Paulo Paim (PT-RS) Muito triste a morte da talentosa cantora e compositora Marília Mendonça e dos demais tripulantes. Marília agora é uma estrela que brilha no céu.  Meus sentimentos aos familiares, amigos e fãs.
Mecias de Jesus (Republicanos-RR) É uma tristeza profunda a morte precoce da cantora e compositora Marília Mendonça. Ela deixa sua marca na história da música brasileira. Meus profundos sentimentos à família das vítimas envolvidas nessa tragédia. Descansem em paz!

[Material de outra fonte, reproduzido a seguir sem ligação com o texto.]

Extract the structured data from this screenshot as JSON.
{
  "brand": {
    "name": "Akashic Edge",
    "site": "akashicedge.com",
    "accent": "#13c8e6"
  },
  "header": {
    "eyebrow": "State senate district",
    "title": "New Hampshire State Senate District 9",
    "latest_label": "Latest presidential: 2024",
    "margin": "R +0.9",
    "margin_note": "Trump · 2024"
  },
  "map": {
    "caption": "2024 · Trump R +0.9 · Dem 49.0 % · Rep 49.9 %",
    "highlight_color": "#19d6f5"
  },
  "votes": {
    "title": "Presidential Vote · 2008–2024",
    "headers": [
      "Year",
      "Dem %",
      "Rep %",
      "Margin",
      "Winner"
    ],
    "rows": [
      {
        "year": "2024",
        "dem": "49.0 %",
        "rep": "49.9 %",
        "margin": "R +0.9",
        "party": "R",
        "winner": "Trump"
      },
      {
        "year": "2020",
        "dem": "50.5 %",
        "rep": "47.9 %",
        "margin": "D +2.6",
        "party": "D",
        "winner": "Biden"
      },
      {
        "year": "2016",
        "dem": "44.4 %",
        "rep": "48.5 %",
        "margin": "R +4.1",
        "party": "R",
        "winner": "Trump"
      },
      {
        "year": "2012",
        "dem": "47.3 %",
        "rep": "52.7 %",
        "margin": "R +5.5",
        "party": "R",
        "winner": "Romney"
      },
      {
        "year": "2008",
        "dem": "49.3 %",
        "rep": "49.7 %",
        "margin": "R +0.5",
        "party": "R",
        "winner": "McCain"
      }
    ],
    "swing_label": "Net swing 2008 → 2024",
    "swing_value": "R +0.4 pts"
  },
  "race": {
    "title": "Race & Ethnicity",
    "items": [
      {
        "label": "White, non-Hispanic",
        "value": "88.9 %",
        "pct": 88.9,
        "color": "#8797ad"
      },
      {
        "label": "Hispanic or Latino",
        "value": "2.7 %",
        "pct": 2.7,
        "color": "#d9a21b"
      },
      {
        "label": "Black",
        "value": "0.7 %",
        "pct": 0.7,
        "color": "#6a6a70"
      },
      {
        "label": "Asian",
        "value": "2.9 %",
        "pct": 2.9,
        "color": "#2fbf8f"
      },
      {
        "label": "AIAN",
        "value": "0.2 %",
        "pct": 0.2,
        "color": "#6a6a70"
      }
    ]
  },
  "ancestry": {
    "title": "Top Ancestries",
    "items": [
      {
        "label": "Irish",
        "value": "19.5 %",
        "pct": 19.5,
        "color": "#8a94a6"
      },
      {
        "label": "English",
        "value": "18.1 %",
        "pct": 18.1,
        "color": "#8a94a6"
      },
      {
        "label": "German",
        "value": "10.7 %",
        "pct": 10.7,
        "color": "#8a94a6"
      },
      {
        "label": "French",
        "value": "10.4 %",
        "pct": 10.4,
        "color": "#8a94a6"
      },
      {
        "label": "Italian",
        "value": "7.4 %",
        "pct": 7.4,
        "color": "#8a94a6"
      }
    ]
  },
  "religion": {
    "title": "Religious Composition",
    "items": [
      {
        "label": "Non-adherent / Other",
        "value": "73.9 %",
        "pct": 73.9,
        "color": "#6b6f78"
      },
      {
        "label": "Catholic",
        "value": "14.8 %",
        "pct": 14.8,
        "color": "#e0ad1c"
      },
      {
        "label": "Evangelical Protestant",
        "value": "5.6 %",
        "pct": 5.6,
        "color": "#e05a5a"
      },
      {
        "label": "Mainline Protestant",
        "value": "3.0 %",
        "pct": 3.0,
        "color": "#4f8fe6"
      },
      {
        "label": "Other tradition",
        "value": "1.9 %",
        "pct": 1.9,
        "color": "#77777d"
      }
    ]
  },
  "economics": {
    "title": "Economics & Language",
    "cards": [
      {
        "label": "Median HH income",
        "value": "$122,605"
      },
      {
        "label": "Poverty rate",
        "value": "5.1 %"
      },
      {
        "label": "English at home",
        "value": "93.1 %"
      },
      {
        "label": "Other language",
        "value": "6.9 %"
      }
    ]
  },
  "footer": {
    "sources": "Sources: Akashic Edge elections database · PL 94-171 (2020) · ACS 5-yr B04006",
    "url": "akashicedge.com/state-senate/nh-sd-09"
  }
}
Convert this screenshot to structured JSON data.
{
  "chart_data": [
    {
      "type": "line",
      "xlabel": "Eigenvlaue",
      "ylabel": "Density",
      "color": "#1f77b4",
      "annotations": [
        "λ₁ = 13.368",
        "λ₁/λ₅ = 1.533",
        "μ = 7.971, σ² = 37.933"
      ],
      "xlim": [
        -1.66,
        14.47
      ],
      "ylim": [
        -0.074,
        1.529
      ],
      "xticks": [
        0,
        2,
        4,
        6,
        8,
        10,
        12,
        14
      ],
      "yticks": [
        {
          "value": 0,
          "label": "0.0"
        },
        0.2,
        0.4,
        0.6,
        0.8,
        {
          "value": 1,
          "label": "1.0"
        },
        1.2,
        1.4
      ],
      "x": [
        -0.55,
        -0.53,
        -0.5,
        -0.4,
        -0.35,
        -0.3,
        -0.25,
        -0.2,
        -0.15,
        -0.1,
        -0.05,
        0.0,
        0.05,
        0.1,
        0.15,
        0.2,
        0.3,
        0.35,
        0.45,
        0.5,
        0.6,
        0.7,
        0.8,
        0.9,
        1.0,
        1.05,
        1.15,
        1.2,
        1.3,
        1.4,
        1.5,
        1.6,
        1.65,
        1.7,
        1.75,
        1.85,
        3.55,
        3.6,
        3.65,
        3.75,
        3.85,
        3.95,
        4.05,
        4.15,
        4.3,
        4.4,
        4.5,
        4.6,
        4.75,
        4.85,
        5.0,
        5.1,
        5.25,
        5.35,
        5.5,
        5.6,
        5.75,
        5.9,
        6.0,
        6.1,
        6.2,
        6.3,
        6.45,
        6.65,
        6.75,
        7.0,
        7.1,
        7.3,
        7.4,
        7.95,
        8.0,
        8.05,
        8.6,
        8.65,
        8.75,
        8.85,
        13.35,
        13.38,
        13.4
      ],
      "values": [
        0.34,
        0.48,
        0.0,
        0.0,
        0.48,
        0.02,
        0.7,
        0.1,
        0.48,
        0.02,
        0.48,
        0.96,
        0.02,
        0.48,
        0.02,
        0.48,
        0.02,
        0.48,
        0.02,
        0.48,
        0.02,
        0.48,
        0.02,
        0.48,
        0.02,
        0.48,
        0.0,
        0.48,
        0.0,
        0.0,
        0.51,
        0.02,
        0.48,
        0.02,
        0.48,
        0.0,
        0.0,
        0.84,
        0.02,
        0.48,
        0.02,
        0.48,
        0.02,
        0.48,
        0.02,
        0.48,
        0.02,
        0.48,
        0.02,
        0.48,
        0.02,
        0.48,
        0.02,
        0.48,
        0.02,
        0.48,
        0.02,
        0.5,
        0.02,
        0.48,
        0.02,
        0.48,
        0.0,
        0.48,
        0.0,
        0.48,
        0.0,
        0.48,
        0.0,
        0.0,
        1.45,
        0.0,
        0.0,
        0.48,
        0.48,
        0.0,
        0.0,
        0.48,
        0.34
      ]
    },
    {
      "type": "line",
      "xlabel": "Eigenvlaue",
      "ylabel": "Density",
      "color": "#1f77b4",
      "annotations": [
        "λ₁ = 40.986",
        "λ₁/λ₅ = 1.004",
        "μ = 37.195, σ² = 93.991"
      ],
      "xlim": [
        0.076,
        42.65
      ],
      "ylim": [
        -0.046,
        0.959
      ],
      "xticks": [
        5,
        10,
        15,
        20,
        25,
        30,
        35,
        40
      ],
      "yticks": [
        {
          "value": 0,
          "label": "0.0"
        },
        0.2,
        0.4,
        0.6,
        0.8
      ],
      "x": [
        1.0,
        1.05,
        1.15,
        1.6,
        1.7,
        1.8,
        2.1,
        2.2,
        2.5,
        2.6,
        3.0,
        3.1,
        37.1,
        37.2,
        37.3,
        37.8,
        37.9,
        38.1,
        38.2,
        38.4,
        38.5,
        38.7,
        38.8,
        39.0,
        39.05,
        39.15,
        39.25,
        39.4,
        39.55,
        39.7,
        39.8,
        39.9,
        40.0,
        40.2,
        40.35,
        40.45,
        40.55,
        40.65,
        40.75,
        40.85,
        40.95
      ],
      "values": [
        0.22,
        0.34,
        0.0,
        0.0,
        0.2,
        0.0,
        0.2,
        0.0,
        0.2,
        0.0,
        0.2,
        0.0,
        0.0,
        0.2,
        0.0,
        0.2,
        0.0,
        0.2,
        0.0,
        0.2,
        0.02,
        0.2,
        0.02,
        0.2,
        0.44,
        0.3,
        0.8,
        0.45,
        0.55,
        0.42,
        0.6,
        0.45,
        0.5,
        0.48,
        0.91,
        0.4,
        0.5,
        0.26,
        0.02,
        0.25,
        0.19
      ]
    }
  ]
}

Izalci Lucas (PSDB-DF) Grande tristeza perder um ídolo nacional jovem e no ápice da carreira e da fama! A poesia e as melodias da Marília Mendonça ficarão para sempre em nossas vidas e na cultura popular brasileira. Aos fãs, às famílias da Marília e das pessoas envolvidas no acidente, meus sentimentos!
Vanderlan Cardoso (PSD-GO) Muito triste a notícia da morte da cantora Marília Mendonça, vítima de acidente aéreo. Jovem demais, no auge da carreira. E ainda deixou um filho pequeno. Só Deus para consolar familiares, amigos e fãs! Meus sentimentos!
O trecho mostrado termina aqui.